Le rayonnement de l’université de Toulouse

Deuxième campus du royaume par sa population étudiante, l’université de Toulouse (composée de quatre facultés : droit, théologie, arts libéraux, médecine), était une référence, dès le Moyen-Âge. « En droit, elle est devenue un pôle d’excellence, préférée à toute autre. De la Renaissance à la Révolution, les futurs cadres de la monarchie venaient étudier à Toulouse, attirés par ses professeurs célèbres », précise Patrick Ferté. Une réputation qui dépassa les frontières. Au XVIe siècle l’université de Toulouse recrutait des étudiants et des professeurs espagnols, irlandais, écossais, puis, à partir du XIXe siècle, dans le monde entier : « Les étudiants n’hésitaient pas à parcourir à pied des centaines de kilomètres… ». Véritable fille modèle de la monarchie, ce n’est pas un hasard si l’université de Toulouse fut détruite par les Révolutionnaires en 1793. Avant de renaître de ses cendres…
 

De l’enseignement à la recherche

Dès sa création (1229) et durant plusieurs siècles, la mission de l’université fut avant tout de former les futurs cadres de l’Église, de la justice, et à moindre degrés les médecins. Elle est majoritairement un lieu de « reproduction des élites ». Mais, remarque Patrick Ferté, elle a aussi joué un rôle, certes minoritaire, d’ascenseur social : « on voyait des fils d’artisans, de notaires, d’huissiers, de chirurgiens (professions à l’époque très subalternes et non diplômées), voire des enfants de paysans, se hisser dans la société comme avocats au parlement, médecins ou prêtres gradués ». Quant aux femmes, il faudra attendre la fin du XIXe pour les voir entrer à l’université !
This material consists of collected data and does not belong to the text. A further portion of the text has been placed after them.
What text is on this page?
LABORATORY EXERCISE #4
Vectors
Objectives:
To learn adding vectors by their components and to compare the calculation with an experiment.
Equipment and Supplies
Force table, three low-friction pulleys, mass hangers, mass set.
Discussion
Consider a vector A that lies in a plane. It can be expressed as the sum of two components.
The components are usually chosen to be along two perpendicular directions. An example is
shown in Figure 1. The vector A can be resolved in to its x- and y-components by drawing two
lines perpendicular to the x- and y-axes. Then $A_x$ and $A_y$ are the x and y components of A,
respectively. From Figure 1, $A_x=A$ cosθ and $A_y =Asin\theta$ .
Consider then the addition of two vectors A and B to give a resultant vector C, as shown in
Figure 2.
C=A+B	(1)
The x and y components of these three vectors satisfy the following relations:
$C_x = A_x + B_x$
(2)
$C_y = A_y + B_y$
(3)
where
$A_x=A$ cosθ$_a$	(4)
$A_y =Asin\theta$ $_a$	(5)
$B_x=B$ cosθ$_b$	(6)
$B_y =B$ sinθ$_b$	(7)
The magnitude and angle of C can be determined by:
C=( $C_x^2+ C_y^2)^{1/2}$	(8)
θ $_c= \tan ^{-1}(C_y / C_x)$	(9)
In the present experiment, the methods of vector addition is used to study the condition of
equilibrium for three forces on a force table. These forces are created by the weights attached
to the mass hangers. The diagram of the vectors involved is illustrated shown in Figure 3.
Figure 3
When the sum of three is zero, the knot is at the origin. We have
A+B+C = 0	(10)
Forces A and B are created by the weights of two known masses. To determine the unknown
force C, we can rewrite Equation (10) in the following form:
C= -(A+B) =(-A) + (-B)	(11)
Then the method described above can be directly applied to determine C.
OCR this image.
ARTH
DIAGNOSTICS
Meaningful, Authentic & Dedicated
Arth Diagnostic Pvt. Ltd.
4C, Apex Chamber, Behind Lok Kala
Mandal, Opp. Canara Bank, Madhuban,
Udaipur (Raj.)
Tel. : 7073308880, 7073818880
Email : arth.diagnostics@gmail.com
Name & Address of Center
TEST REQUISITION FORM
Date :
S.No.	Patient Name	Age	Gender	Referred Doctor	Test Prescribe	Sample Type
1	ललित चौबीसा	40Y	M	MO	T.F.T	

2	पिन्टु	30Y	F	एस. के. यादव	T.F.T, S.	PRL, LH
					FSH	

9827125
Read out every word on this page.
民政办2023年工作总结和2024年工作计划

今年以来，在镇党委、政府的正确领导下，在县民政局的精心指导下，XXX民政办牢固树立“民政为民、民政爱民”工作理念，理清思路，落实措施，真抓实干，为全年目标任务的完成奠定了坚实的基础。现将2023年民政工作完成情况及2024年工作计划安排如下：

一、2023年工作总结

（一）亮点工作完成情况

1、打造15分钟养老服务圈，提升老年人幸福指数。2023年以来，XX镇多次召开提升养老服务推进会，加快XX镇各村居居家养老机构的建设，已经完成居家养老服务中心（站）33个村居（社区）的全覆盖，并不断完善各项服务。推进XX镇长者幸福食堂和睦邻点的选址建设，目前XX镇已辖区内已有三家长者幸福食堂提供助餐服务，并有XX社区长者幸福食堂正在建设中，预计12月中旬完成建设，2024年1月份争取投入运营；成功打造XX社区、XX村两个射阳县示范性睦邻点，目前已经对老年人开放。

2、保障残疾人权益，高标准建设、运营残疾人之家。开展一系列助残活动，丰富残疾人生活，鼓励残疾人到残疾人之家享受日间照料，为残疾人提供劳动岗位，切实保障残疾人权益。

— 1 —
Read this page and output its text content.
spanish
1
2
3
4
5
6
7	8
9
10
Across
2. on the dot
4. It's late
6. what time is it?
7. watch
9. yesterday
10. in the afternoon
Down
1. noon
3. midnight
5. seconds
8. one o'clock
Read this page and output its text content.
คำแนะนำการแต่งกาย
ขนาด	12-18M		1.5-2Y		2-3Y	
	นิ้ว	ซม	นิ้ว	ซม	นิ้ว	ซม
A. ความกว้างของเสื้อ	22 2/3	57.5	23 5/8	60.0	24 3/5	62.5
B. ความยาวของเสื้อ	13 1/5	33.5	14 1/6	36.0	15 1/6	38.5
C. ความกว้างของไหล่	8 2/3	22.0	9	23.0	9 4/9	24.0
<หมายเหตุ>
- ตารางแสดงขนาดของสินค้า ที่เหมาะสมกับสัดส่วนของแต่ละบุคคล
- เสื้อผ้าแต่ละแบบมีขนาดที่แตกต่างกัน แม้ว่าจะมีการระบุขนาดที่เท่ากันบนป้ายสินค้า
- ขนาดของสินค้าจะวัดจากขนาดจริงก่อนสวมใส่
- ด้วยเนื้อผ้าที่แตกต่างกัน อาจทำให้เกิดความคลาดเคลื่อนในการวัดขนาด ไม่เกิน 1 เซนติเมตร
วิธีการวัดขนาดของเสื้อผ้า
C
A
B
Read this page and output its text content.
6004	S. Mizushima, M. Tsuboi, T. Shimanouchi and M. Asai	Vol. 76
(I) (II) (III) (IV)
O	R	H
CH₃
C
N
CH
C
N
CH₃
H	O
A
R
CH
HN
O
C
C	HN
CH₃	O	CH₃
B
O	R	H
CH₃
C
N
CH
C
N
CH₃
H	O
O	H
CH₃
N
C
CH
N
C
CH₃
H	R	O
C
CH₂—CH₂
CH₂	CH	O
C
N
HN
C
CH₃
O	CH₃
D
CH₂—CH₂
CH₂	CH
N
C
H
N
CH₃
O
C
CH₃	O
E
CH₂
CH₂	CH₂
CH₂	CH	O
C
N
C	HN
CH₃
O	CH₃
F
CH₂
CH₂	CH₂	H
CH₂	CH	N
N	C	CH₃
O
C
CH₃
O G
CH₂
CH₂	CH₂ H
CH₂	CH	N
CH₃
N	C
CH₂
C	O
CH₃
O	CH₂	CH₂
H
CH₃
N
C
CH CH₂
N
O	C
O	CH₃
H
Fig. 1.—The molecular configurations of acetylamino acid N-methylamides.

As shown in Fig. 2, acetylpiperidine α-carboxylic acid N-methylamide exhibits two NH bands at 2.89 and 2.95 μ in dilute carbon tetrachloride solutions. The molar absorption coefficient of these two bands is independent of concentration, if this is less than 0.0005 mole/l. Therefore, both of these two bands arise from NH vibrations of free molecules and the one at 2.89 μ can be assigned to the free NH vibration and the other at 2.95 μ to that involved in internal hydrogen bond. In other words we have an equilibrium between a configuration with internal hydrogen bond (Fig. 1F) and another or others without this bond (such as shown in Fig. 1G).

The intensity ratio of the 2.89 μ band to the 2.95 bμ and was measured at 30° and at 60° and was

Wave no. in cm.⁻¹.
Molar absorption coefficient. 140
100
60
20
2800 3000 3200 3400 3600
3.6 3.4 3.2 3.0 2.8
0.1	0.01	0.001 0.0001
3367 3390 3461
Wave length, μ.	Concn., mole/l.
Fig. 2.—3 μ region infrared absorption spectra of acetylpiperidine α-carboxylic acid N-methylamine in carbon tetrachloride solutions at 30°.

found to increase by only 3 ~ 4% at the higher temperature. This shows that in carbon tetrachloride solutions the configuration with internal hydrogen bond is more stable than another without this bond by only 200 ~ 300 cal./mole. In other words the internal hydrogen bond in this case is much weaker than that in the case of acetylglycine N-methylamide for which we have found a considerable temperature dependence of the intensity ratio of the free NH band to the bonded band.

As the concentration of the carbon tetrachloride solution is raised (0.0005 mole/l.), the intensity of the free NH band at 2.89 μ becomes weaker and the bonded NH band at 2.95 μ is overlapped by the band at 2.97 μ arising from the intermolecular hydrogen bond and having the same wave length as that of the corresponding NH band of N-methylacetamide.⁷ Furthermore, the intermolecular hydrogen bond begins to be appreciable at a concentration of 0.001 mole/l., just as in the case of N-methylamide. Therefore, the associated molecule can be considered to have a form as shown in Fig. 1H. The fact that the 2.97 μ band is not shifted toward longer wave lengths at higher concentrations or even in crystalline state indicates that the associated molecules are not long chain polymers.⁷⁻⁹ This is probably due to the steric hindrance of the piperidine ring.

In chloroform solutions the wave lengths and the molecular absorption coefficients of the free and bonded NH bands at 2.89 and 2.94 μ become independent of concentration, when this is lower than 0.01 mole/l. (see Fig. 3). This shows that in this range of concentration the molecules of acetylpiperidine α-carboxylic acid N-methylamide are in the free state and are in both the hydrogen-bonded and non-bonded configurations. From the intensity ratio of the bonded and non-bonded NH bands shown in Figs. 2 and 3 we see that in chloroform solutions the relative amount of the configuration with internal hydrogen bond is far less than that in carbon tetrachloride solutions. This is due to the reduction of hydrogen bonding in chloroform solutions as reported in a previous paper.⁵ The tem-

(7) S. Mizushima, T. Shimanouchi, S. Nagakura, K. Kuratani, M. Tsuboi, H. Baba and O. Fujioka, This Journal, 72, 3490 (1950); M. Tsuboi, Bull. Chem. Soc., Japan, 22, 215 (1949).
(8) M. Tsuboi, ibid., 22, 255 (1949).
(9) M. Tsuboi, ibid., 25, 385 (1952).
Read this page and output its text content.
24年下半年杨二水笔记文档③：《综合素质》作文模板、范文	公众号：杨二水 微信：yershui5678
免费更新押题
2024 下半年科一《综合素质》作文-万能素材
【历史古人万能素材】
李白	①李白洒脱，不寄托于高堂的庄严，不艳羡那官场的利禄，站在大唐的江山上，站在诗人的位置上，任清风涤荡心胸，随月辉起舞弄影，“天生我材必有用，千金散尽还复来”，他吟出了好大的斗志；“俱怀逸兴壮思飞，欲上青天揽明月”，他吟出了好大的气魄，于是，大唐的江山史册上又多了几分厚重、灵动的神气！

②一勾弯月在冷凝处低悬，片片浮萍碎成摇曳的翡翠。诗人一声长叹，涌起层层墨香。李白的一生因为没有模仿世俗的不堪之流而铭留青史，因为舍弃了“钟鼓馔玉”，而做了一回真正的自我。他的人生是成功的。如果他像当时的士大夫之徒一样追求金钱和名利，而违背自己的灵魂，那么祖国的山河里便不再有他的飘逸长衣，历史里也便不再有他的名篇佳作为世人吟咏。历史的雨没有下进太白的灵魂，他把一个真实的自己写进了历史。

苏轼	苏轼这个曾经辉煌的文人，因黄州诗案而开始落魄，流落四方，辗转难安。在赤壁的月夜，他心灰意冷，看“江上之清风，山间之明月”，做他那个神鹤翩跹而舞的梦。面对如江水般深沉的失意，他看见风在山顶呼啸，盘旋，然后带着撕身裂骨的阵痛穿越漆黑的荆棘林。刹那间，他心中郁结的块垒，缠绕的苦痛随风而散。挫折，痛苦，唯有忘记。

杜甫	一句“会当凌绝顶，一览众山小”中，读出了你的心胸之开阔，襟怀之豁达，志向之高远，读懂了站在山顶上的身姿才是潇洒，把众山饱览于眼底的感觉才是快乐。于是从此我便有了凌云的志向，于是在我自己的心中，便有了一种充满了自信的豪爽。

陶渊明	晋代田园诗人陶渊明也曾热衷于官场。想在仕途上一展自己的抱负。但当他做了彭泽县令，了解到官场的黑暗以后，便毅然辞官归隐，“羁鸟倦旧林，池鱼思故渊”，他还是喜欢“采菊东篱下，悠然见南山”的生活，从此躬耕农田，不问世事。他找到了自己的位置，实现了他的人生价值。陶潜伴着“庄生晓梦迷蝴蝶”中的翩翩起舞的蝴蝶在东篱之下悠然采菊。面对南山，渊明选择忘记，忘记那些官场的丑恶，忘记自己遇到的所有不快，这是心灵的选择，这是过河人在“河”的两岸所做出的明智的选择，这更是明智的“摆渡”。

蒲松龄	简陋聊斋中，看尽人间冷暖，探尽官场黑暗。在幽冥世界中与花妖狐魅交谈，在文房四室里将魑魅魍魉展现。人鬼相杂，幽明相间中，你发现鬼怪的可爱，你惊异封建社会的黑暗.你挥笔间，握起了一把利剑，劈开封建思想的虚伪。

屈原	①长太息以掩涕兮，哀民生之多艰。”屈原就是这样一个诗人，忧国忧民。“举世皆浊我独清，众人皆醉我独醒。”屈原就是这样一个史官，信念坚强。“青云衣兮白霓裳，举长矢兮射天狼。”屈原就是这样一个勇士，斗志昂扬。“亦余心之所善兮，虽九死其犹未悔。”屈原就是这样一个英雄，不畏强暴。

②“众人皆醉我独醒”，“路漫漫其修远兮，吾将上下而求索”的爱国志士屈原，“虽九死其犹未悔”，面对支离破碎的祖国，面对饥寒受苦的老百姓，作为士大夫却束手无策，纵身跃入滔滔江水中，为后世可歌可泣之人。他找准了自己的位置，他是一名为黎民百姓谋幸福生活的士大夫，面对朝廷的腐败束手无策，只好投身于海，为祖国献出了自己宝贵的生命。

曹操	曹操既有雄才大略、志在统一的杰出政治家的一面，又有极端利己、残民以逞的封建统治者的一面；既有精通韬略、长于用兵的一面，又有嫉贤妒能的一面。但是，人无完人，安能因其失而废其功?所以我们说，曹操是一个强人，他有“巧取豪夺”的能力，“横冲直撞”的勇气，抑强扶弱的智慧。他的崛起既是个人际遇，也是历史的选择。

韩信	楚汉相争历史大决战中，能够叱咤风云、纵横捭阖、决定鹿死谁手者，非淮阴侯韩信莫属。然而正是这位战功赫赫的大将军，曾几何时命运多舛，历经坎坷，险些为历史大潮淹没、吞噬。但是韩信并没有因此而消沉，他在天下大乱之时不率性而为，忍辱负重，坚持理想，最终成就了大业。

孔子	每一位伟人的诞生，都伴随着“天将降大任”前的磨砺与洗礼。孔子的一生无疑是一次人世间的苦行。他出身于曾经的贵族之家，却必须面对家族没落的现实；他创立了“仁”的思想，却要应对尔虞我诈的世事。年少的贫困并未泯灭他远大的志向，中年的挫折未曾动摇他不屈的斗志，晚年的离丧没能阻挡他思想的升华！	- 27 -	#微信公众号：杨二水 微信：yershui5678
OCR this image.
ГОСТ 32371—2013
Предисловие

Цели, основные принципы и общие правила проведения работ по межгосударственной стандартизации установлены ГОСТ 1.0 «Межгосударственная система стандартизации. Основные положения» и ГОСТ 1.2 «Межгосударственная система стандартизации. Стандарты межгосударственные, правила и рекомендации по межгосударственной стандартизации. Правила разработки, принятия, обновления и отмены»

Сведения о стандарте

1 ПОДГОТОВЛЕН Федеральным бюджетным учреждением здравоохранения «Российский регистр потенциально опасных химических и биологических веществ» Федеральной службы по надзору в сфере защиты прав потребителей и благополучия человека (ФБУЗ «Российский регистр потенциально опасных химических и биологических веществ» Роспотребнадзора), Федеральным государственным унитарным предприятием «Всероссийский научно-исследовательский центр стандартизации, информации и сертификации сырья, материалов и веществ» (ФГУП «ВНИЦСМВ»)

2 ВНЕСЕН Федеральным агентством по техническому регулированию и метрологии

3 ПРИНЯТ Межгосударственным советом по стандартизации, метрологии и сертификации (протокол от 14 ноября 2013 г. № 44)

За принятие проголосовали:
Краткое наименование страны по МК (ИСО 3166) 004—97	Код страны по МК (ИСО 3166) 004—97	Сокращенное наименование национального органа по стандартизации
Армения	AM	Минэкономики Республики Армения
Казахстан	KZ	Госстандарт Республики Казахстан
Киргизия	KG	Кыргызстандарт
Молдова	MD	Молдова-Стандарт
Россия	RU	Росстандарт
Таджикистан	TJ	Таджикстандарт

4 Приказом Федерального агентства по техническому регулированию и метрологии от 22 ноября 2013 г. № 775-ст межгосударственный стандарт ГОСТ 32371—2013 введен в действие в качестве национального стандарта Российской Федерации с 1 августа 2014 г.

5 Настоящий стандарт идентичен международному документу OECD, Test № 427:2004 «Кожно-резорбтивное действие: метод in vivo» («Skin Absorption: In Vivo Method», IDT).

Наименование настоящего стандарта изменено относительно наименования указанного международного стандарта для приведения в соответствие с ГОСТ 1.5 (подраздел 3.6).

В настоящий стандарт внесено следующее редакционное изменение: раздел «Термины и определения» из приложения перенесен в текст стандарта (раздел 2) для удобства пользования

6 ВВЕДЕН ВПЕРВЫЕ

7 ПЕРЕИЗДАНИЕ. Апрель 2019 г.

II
Entre temps, un tournant important s’opère sous la IIIème République : la recherche devient une mission officielle de l’université de Toulouse de pair avec l’enseignement. « Les chercheurs, qui jusqu’ici ne recevaient guère de soutien et devaient se débrouiller, notamment au sein de sociétés savantes, sont dotés de laboratoires, de bibliothèques, de lignes budgétaires spécifiques… » raconte Caroline Barrera, spécialiste de la période. Toulouse produira ainsi de grands noms dont les Nobels Paul Sabatier (1912) et Jean Tirolle (2014).
 

La vie étudiante toulousaine

« Le quartier latin toulousain [situé dans un quadrilatère joignant les Jacobins à l’église du Taur, à Saint Sernin et la rue Albert-Lautman] était, à l’époque moderne, jour et nuit perturbé par les frasques de ces jeunes gens au sang chaud et armés d’épées à deux mains ! » raconte Patrick Ferté. Et c’est toujours le cas après la Révolution confirme Caroline Barrera : « les autorités continuent de craindre l’agitation étudiante, à tel point qu’il faut attendre 1883 pour qu’ils aient le droit de fonder leurs associations étudiantes. C’est en 1886 que naît l’Association générale des étudiants de Toulouse, qui deviendra plus tard l’UNEF.
 

*Caroline Barrera et Patrick ferté (dir.), Histoire de l’université de Toulouse, Portet-sur-Garonne, Editions Midi-Pyrénéennes/Université fédérale de Toulouse, 2020. Vol. 1 Le Moyen Âge (J. Verger et P. Foissac, 346 p.), Vol. 2 L’époque moderne (P. Ferté), vol. 3 L’époque contemporaine (C. Barrera, dir., 768 p.).

Caroline Barrera est Maître de conférences en Histoire contemporaine à l'Institut National Universitaire Champollion et membre permanente de Framespa.

Patrick Ferté est enseignant-chercheur émérite en histoire moderne à l’Université Toulouse-Jean Jaurès.